Cronaca, Catania: Centro scommesse ritrovo di pregiudicati chiuso dal Questore di Catania.

La Polizia di Stato di Catania ha dato esecuzione a un provvedimento emesso dal Questore di Catania, Giuseppe Bellassai, che ha decretato la sospensione temporanea – ex art.100 T.U.L.P.S. – dell’attività di un centro scommesse nel quartiere di Nesima, disponendone la chiusura per 7 giorni. Il provvedimento è il risultato di specifici servizi di controllo del territorio disposti dal Questore di Catania negli esercizi commerciali della città, non solo al fine di verificare l’esatta osservanza delle norme di settore e di quelle preposte alla tutela della sicurezza dei pubblici locali e dei lavoratori in essi impiegati e della salute dei consumatori, ma anche per monitorarne le frequentazioni, nell’ambito della generale azione di prevenzione e di contrasto dei fenomeni criminali e di illegalità diffusa. Nel corso dei controlli eseguiti dai poliziotti delle volanti della Questura e del Commissariato di Nesima, sono stati identificati diversi clienti con precedenti giudiziari e di polizia, alcuni pregiudicati per reati di particolare gravità e allarme sociale, non di rado provenienti anche da altri quartieri e Comuni. Sulla base delle segnalazioni provenienti dal Commissariato di Nesima e al termine dell’istruttoria svolta dalla Divisione Polizia Amministrativa della Questura, che ha sviluppato ed analizzato i dati, le informazioni e gli accertamenti effettuati dai poliziotti, soprattutto in merito all’abituale frequentazione da parte di soggetti con precedenti di polizia, il Questore di Catania ha disposto la chiusura temporanea dell’attività. L’art.100 T.U.L.P.S., infatti, consente al Questore la chiusura per un periodo determinato “di un esercizio (…) che sia abituale ritrovo di persone pregiudicate”. Il provvedimento ha lo scopo di garantire l’ordine e la sicurezza dei cittadini e soprattutto le legittime aspirazioni a vivere in una comunità sicura, ove svolgere ordinatamente le proprie attività, nonché di costituire una garanzia per tutte quelle attività economiche che rispettano le norme.

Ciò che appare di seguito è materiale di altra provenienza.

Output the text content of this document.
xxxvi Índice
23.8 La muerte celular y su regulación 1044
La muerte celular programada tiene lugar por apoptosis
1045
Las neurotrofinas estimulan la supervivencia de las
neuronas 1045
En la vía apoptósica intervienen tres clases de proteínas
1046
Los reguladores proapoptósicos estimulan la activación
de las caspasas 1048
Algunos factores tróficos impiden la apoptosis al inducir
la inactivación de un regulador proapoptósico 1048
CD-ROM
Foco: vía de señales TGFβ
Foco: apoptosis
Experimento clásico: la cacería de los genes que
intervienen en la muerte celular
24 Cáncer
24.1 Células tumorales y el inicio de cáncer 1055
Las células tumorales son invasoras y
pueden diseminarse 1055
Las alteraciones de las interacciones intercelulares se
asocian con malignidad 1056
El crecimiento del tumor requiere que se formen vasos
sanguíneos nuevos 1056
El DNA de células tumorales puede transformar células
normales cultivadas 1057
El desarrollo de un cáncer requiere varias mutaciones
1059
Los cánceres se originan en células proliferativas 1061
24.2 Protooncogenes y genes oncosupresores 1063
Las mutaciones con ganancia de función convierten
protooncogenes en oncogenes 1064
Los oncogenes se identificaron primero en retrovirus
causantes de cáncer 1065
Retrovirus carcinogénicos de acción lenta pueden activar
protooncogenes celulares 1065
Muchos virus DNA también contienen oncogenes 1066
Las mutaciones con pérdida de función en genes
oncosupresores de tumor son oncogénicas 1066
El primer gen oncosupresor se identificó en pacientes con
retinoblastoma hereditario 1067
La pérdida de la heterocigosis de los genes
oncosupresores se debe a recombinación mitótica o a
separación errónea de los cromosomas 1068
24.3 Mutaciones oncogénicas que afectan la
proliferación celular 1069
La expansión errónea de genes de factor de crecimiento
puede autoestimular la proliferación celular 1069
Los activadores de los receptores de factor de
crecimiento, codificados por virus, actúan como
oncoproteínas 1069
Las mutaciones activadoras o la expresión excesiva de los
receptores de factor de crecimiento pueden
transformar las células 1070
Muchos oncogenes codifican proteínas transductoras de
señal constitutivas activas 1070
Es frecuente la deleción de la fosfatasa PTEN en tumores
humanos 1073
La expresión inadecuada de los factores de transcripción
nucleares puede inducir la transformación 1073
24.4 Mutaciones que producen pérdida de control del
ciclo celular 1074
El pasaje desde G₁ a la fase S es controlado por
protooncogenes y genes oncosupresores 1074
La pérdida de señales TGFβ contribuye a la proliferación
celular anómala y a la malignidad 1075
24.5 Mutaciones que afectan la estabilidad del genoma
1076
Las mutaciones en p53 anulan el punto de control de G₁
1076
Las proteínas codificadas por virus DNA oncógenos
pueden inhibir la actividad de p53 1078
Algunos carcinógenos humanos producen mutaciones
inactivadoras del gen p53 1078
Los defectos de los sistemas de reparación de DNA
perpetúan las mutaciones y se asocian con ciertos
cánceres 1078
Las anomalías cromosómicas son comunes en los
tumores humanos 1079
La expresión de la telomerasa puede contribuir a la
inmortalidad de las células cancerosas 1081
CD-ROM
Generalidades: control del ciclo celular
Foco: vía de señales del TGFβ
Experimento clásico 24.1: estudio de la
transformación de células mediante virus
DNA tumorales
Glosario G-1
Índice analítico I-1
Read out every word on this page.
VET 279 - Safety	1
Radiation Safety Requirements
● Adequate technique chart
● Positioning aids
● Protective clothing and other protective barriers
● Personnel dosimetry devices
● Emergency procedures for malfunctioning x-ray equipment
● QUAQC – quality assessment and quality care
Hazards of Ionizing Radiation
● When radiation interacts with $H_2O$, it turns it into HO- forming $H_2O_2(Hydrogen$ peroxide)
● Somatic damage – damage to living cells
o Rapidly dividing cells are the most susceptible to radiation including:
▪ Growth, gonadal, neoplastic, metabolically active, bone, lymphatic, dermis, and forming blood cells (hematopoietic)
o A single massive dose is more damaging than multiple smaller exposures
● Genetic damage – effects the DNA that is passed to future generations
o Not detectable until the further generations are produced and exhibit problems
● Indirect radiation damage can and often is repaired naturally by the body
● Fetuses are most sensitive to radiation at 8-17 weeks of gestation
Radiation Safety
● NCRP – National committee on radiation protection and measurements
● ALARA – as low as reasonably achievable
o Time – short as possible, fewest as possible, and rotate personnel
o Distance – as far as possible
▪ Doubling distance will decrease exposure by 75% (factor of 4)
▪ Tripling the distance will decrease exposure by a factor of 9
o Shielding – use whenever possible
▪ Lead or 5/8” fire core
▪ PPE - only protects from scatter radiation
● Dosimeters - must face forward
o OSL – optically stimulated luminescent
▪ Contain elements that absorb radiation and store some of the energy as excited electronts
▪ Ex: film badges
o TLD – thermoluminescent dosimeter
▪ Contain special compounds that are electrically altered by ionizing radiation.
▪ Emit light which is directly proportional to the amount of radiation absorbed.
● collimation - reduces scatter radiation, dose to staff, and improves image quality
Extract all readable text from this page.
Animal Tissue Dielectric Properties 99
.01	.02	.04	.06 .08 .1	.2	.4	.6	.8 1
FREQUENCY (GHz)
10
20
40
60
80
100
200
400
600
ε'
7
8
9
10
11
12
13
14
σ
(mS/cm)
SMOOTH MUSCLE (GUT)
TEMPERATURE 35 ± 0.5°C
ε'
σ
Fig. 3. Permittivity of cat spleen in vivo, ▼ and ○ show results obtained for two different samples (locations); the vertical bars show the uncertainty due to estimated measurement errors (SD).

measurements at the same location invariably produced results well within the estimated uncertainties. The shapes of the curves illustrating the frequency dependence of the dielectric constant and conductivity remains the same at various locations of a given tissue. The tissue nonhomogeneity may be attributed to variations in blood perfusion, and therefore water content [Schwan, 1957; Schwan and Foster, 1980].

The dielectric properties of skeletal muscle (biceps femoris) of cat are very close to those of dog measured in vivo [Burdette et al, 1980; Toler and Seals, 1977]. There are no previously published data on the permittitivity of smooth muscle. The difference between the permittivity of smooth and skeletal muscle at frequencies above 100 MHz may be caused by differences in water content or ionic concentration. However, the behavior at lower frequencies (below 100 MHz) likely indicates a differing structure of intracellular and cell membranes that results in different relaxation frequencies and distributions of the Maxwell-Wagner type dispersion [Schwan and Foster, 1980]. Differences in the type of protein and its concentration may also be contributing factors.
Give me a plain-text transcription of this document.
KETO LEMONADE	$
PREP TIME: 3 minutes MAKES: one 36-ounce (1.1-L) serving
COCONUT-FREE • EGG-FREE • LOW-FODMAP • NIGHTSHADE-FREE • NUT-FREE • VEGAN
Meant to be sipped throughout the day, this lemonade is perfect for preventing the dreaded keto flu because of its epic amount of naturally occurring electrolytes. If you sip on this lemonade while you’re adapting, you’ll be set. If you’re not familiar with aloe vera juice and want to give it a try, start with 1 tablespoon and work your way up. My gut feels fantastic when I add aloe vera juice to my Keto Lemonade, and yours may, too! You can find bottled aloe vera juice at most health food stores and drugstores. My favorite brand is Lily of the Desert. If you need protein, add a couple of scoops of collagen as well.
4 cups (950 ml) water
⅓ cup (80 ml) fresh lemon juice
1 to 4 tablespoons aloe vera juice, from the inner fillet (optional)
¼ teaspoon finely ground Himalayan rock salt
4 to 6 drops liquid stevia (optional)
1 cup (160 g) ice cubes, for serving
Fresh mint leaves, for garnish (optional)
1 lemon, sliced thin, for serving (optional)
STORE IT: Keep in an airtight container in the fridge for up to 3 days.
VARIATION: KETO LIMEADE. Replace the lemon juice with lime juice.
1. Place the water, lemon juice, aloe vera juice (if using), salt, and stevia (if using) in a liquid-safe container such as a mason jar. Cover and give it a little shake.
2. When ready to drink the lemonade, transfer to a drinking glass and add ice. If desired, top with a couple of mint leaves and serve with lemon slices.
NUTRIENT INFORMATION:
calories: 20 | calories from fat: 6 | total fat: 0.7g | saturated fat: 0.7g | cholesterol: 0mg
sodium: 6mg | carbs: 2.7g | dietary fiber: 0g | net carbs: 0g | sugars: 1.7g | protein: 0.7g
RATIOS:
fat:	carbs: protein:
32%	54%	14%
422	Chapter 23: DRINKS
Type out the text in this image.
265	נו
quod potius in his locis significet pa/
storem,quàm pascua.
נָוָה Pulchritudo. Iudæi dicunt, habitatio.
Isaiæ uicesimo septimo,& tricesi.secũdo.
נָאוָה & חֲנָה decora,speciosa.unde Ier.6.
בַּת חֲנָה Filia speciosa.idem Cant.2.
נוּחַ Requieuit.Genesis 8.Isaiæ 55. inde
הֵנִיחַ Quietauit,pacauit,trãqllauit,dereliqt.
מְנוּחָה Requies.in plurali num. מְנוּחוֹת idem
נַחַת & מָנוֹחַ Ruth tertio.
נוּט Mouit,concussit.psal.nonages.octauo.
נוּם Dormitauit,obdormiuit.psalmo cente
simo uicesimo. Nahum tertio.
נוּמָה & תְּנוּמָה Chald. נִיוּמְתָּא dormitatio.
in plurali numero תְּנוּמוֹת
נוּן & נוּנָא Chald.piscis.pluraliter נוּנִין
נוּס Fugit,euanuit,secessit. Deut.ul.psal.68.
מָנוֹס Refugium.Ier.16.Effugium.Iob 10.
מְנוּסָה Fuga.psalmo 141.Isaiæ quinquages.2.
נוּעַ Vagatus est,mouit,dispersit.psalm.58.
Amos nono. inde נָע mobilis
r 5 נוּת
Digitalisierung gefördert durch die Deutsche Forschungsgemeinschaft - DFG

Ha, altresì, funzione deterrente nei confronti di persone ritenute pericolose, i quali, oltre ad essere privati di un luogo di abituale aggregazione, vengono avvertiti che la loro presenza in tale luogo è oggetto di attenzione da parte delle autorità. Le verifiche agli esercizi commerciali proseguiranno al fine di garantire il pieno rispetto delle regole a tutela dell’ordine e della sicurezza pubblica.